We ate these with Coleman’s Original English Mustard on the side. They were nothing short of stellar! Since the deep fryer was already going, we decided to make some french fries or rather chips as well to go along with our eggs. Nothing fancy here. We just cut up some russet potatoes

Fries ready to go

and popped them in the fryer at 375° F for 15-17 minutes and sprinkled them with kosher salt and malt vinegar.

Yum!

Awesome!  Unbelievable!

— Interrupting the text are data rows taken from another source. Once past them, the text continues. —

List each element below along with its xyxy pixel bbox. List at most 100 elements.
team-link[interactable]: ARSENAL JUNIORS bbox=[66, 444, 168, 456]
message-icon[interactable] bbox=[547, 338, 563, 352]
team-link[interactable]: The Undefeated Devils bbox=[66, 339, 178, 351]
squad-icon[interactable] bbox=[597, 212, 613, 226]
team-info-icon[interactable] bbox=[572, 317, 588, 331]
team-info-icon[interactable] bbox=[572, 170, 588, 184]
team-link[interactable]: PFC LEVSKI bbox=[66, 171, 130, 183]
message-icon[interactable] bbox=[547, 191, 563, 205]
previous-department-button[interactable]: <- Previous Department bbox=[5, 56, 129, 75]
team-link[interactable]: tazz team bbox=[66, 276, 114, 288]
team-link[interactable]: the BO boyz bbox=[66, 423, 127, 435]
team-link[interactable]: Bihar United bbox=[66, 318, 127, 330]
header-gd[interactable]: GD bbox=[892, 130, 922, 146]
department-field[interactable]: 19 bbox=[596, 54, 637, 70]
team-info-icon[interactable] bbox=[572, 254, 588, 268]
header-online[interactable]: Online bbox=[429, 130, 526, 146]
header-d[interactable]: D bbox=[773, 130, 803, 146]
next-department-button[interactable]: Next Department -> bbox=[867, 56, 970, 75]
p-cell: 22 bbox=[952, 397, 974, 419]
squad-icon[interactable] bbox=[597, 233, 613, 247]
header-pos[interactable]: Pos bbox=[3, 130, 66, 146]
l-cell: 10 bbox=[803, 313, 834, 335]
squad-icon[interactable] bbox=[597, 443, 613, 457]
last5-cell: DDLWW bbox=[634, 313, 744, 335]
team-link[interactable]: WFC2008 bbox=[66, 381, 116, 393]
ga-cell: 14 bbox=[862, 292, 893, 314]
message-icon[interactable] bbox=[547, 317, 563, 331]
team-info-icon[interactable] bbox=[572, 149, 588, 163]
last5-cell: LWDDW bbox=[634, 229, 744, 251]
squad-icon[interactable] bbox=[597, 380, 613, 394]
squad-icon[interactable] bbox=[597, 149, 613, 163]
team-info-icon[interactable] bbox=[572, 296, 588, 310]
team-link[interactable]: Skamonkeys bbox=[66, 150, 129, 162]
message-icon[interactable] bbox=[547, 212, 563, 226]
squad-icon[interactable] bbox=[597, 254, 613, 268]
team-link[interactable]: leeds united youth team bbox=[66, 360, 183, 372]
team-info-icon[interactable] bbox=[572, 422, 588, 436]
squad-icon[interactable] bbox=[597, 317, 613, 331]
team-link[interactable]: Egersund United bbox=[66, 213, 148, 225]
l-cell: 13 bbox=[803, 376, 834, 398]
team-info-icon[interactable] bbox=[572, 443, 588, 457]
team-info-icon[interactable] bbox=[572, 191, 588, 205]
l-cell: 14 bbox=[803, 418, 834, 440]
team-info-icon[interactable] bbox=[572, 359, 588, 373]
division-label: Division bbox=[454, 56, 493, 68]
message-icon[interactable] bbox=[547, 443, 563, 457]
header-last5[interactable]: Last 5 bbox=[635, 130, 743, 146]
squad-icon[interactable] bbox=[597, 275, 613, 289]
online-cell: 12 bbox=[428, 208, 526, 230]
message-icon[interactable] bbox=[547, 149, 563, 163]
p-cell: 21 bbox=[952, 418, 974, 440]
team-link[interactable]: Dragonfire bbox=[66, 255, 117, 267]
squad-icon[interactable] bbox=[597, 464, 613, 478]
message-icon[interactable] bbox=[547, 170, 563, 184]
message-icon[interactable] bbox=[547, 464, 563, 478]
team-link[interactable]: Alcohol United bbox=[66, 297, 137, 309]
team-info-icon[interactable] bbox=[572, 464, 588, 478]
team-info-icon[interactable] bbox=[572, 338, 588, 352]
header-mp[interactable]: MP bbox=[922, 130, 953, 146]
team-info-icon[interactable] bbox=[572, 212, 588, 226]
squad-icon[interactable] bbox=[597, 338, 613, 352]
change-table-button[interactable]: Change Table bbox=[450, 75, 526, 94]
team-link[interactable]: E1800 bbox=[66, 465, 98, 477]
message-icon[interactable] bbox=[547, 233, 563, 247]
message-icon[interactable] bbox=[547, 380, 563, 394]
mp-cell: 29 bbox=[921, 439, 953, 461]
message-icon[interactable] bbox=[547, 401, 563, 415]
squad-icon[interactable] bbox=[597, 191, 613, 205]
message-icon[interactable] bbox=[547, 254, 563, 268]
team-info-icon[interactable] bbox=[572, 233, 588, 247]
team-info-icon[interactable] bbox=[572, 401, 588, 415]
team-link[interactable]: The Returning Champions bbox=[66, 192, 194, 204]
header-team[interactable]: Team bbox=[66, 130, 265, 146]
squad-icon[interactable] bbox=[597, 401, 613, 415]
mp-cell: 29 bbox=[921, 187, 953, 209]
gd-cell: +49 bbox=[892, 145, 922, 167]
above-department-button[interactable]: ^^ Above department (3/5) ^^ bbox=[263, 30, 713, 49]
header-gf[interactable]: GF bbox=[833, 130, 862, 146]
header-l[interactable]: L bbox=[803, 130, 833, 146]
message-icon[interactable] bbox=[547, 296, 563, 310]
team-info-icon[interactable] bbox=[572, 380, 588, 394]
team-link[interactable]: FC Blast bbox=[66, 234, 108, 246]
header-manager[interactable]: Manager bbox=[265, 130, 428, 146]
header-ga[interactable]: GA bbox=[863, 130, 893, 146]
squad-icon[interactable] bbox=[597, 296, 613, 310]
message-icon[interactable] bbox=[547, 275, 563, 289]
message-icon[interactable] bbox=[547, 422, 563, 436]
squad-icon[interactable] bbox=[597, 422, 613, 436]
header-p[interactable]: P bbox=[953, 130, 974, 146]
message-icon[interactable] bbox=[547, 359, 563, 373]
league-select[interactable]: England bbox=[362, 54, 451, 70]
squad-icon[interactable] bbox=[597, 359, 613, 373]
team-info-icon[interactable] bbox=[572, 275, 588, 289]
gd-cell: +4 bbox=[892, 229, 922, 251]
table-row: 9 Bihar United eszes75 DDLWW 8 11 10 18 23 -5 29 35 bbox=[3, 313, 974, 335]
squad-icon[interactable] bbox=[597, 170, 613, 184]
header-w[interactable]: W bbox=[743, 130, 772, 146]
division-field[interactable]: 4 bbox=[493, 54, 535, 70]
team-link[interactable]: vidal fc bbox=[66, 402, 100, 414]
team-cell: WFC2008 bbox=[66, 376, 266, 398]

Don’t deprive yourself-make these today!

Scotch Eggs

1 lb. bulk sausage-we prefer “hot” but  country-style or herbed would work just fine.

4 hard-boiled large eggs-shells removed

1/2 Cup all-purpose flour

2 raw eggs, beaten lightly

1 Cup Panko

Peanut oil for deep frying

Divide the sausage into four equal portions. Flatten into thin circles. Place an egg in the center of each round. Enclose each egg completely in the sausage. Dredge the sausage-coated eggs in flour, dip them in the raw egg and then roll them in the Panko until they are entirely coated. In a deep fryer heat peanut oil to 365° F. Fry Scotch Eggs two at a time for 10 minutes. Transfer to paper towels and salt and pepper as desired.